# Thread: How to express / simplify f(x) = x + (x-1) + (x-2) ... (x - x)

1. ## How to express / simplify f(x) = x + (x-1) + (x-2) ... (x - x)

I've forgotten my math...

Is there an easier way to express the function in my title? Here's the context:

In Simcity you can buy a coal plant for $10000. Every year you own it it costs$1 per month * number of years owned * 12 months to maintain. If I've owned the plant for 20 years, it costed me $240 that year,$228 the previous year, $216 the year before that, etc. If I buy a new plant, the maintenance costs go back down to$12 for the year again. So what's the most affordable way to keep using coal plants?

I was thinking, let x = number of years between buying a new plant, and then I could come up with a function that tells me what the cost would be for every x years. It would be something like 10,000 + 12x + 12(x-1) + 12(x-2) and so on, but that's not so easy to evaluate for larger numbers.

So is there a way to simplify that expression? (Or should I just go wind power)?

2. You can use sigma notation to simplify the title function.

3. I guess what I meant was that it would be tedious to evaluate by hand (or brain) for large numbers. I was hoping that was some easier way to express it using only a few terms.

If there isn't, I'll accept that.

4. Originally Posted by supaju
I've forgotten my math...

Is there an easier way to express the function in my title? Here's the context:

In Simcity you can buy a coal plant for $10000. Every year you own it it costs$1 per month * number of years owned * 12 months to maintain. If I've owned the plant for 20 years, it costed me $240 that year,$228 the previous year, $216 the year before that, etc. If I buy a new plant, the maintenance costs go back down to$12 for the year again. So what's the most affordable way to keep using coal plants?

I was thinking, let x = number of years between buying a new plant, and then I could come up with a function that tells me what the cost would be for every x years. It would be something like 10,000 + 12x + 12(x-1) + 12(x-2) and so on, but that's not so easy to evaluate for larger numbers.

So is there a way to simplify that expression? (Or should I just go wind power)?

1. As far as I understand your question you are going to calculate a sum with n+1 summands where n summands are terms in brackets. Right?

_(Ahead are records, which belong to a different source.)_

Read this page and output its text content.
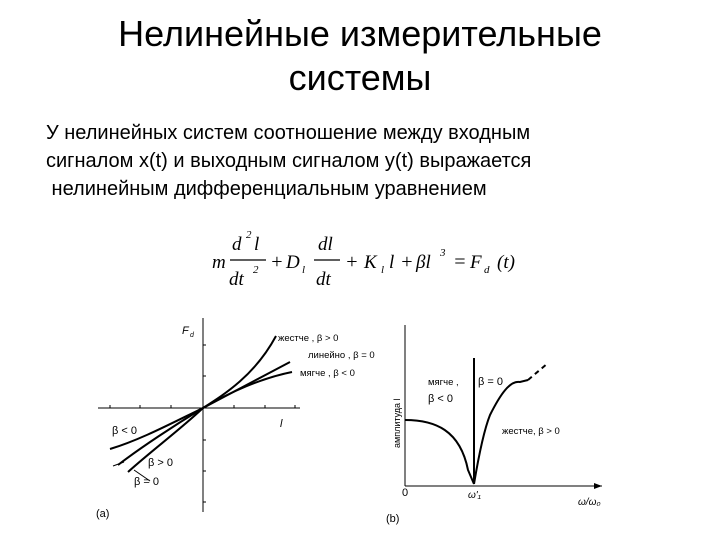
Нелинейные измерительные
системы
У нелинейных систем соотношение между входным
сигналом x(t) и выходным сигналом y(t) выражается
нелинейным дифференциальным уравнением
m
d 2 l
dt 2 + D l
dl
dt
+ K l l + βl 3 = F d (t)
F d
l
жестче , β > 0
линейно , β = 0
мягче , β < 0
β < 0
β > 0
β = 0
(a)
амплитуда l
мягче ,
β < 0
β = 0
жестче, β > 0
0	ω'₁
ω/ω₀
(b)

2. If so I'm going to modify your notation a little bit:

$s(x) = x+(x-1)+(x-2)+(x-3)+(x-5)+(x-6)+...+(x-n)$

$s(x)=\underbrace{x+x+x+x+...+x}_{\text{(n+1) summands}} - (\underbrace{1+2+3+4+5+6+...+n}_{\text{(n) summands}})$

3. The sum of the first n natural numbers is calculated by:

$1+2+3+...+n=\sum_{i=1}^n(i)=\dfrac n2(n+1)$

$s(x)=(n+1) x - \dfrac n2(n+1)$

5. ## Yes!

Yes, that's the one! Sum of natural numbers...

Thank you earboth!